According to a new report by Oxfam and the Stockholm Environment Institute, the poorest half of Europeans have cut emissions by almost a quarter, while emissions from the wealthier 10% continue to rise. Disparities are also apparent between member states with the richest 10% of citizens leaving in Germany, Italy, France and Spain, collectively responsible for the same emissions as the entire population of 16 member states. "The EU Green Deal can target the emissions of the richest while directly benefiting lower income Europeans. It’s time to ban SUVs, tax aviation fuel, and invest in housing renovation and public transport to end fuel poverty, create millions of decent jobs, and cleaner air for all," said Tim Gore, Oxfam's head of climate policy and report co-author.  

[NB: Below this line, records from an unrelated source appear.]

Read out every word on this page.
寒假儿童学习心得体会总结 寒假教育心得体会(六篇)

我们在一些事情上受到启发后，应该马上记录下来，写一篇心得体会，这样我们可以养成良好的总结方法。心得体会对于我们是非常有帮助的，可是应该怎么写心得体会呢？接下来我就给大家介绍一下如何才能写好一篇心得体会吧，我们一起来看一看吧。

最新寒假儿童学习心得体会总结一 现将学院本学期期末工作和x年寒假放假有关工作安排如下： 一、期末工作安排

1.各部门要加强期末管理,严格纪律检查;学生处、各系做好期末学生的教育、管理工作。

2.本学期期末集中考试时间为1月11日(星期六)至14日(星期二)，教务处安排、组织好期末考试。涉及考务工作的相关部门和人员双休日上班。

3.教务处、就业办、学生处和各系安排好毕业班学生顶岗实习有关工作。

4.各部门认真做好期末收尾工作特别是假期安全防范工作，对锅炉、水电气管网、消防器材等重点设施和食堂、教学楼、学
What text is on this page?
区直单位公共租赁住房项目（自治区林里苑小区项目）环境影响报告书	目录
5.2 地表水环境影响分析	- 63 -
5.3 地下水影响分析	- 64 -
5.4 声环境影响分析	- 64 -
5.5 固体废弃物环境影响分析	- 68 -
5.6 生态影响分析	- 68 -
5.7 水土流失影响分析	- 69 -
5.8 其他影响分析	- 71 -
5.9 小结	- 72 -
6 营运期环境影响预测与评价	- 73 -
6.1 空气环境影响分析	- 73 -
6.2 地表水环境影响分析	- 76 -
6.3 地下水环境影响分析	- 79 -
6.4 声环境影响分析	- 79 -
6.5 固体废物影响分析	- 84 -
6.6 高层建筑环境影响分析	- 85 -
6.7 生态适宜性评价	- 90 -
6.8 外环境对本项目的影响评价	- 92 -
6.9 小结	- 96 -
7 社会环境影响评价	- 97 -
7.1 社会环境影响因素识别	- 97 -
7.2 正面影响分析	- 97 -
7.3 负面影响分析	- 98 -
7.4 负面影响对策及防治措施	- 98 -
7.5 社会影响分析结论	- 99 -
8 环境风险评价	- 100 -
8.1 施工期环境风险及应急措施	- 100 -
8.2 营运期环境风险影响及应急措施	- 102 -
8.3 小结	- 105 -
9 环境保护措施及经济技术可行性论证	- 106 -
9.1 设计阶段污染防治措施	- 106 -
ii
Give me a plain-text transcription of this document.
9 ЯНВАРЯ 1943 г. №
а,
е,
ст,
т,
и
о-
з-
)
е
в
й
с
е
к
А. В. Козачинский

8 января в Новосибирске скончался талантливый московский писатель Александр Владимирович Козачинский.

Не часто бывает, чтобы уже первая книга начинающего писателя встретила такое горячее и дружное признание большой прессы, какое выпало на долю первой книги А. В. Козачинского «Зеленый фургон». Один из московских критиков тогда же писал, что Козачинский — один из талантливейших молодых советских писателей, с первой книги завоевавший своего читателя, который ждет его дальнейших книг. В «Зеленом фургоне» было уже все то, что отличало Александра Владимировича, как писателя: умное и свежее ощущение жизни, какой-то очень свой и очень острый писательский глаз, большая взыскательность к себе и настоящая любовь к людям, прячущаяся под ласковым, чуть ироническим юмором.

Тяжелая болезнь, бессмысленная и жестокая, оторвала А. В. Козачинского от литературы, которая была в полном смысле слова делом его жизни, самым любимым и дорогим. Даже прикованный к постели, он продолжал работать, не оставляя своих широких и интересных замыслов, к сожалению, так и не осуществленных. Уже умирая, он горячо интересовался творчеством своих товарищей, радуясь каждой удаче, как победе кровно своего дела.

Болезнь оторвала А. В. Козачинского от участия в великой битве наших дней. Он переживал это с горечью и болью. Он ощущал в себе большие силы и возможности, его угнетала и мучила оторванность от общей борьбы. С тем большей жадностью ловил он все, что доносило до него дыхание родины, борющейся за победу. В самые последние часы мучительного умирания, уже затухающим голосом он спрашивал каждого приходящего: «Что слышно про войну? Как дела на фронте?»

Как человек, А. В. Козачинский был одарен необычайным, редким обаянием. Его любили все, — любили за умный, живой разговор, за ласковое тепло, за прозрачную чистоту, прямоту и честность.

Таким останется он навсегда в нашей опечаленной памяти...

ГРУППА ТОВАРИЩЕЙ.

World governments must cut fossil fuel production

According to a report by the UN and partners, the world's governments are "doubling down" on fossil fuels despite the urgent need for cuts in carbon emissions to tackle the climate crisis. The researchers consider that the production of coal, oil and gas have to fall by 6% a year until 2030 to keep global heating under the 1.5-degrees Celsius temperature limit. The report urges reduction of existing government support for fossil fuels, introduction of restrictions on production, and stimulus funds for green investments.
#Energy #Climate

Amazon signs solar PPA with Engie

Amazon has signed several corporate power purchase agreements (PPA) with Engie for a global renewable energy portfolio of wind and solar projects accross the United States, Italy and France, representing 650 MW. 
#Renewable Energy

Volkswagen to miss CO2 compliance in 2020

Herbert Diess, CEO of Volkswagen, said the automaker will miss its CO2 compliance target in 2020 and might not respect it in 2021. Some weeks ago, the group announced it was increasing its planned investment in digital and electric vehicle technologies to 73 bn € over the next five years. 
#Transports - mobility #Climate

UK's first electric vehicle charging forecourt opens in Essex

While the UK government recently brought forward its ban on the sale of new petrol and diesel cars from 2040 to 2030, a first dedicated car charging forecourt in the country has opened in Essex. The site is the first of over a hundred 'electric fourecourts' being built by Gridserve over the next five years. The site will enable 36 EVs to be charged simultaneously. Its chargers can deliver up to 350kW of power, enabling drivers to add 200 miles (320km) of range in just 20 minutes.
#Transports - mobility

Coca-Cola, Pepsi and Nestlé named worst plastic polluters

For the third consecutive year, the environmental initiative Break Free From Plastic found that Coca-Cola, PepsiCo and Nestlé are the companies creating the most plastic pollution. For the survey, 15,000 volunteers in 55 countries collected 346,494 pieces of plastic from their surrounding environment. "We need to stop plastic production, phase out single-use and implement robust, standardized reuse systems. Coca-Cola, PepsiCo, and Nestlé should be leading the way in finding real solutions," said Emma Priestland, Break Free From Plastic's global corporate campaigns coordinator.